The reason I encourage everyone to delay this shift toward racing and race mode is mostly due to the principle of specificity of training and also due to the weather. Remember, the physical aspects of training and the mental components go hand in hand. Meaning, if the specificity of training is still relatively low in January, then I doubt that you're feeling (mentally) your spring races during your workouts. Rather than dabble in a grey area of "mental training," I say nay...just wait until late Feb or March 1st to get fired up for spring racing. There will be more connections between mind and body at that time because, a) your legs will feel fresher/faster due to less intense and less frequent lower-body ST, b) your run workouts, like track work and select long runs, will begin to resemble races, and c) we can't forget about the large role that weather has.

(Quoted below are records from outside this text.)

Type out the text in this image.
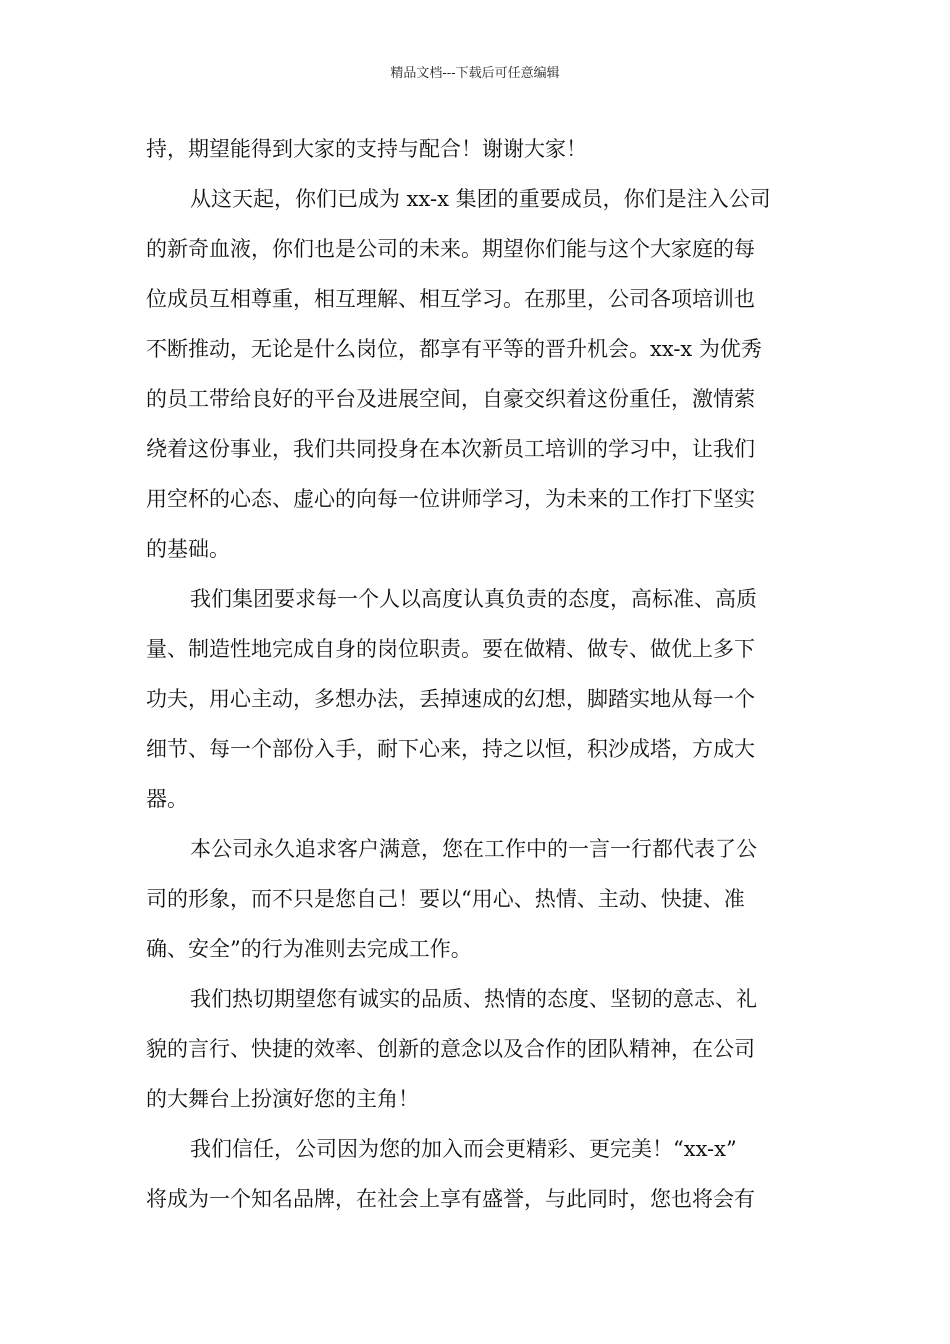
精品文档---下载后可任意编辑
持，期望能得到大家的支持与配合！谢谢大家！
从这天起，你们已成为 xx-x 集团的重要成员，你们是注入公司
的新奇血液，你们也是公司的未来。期望你们能与这个大家庭的每
位成员互相尊重，相互理解、相互学习。在那里，公司各项培训也
不断推动，无论是什么岗位，都享有平等的晋升机会。xx-x 为优秀
的员工带给良好的平台及进展空间，自豪交织着这份重任，激情萦
绕着这份事业，我们共同投身在本次新员工培训的学习中，让我们
用空杯的心态、虚心的向每一位讲师学习，为未来的工作打下坚实
的基础。
我们集团要求每一个人以高度认真负责的态度，高标准、高质
量、制造性地完成自身的岗位职责。要在做精、做专、做优上多下
功夫，用心主动，多想办法，丢掉速成的幻想，脚踏实地从每一个
细节、每一个部份入手，耐下心来，持之以恒，积沙成塔，方成大
器。
本公司永久追求客户满意，您在工作中的一言一行都代表了公
司的形象，而不只是您自己！要以“用心、热情、主动、快捷、准
确、安全”的行为准则去完成工作。
我们热切期望您有诚实的品质、热情的态度、坚韧的意志、礼
貌的言行、快捷的效率、创新的意念以及合作的团队精神，在公司
的大舞台上扮演好您的主角！
我们信任，公司因为您的加入而会更精彩、更完美！“xx-x”
将成为一个知名品牌，在社会上享有盛誉，与此同时，您也将会有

Each summer I encourage all of my athletes who are running a peak fall marathon or Half not to be in "race mode" yet. Why? Because if you honestly think that a 2 hour run in 90-degree weather with 85% humidity gives you any resemblance of the "feel" or your fall marathon, then you are unnecessarily dooming yourself. I would take it a step further and say that you're dabbling in a grey area of mental training and detracting from your confidence. So, the same rationale about the summer also applies to the winter. Regardless of how well you train in the winter (god bless you all), the winter is not the spring. You cannot deny the effects that the weather has on our bodies during key workouts. Don't compare apples to oranges. Don't compare summer slugfests vs. perfect fall weather. Don't compare how your body feels in 35-degree weather with slightly fatigued legs vs. perfect spring weather on fresher legs. In sum, if you are struggling to "feel" the races during your winter workouts, then stop trying, there's no reason to put dents in your confidence. Put that mental energy back into ST, XT, PT. Patience is a virtue, but in this respect, the real virtue is in understanding the body-mind connection because specificity of training applies to the mental training too. As you may guess, you can insert here what you think I would say about exact pacing (and garmins) during Jan/Feb.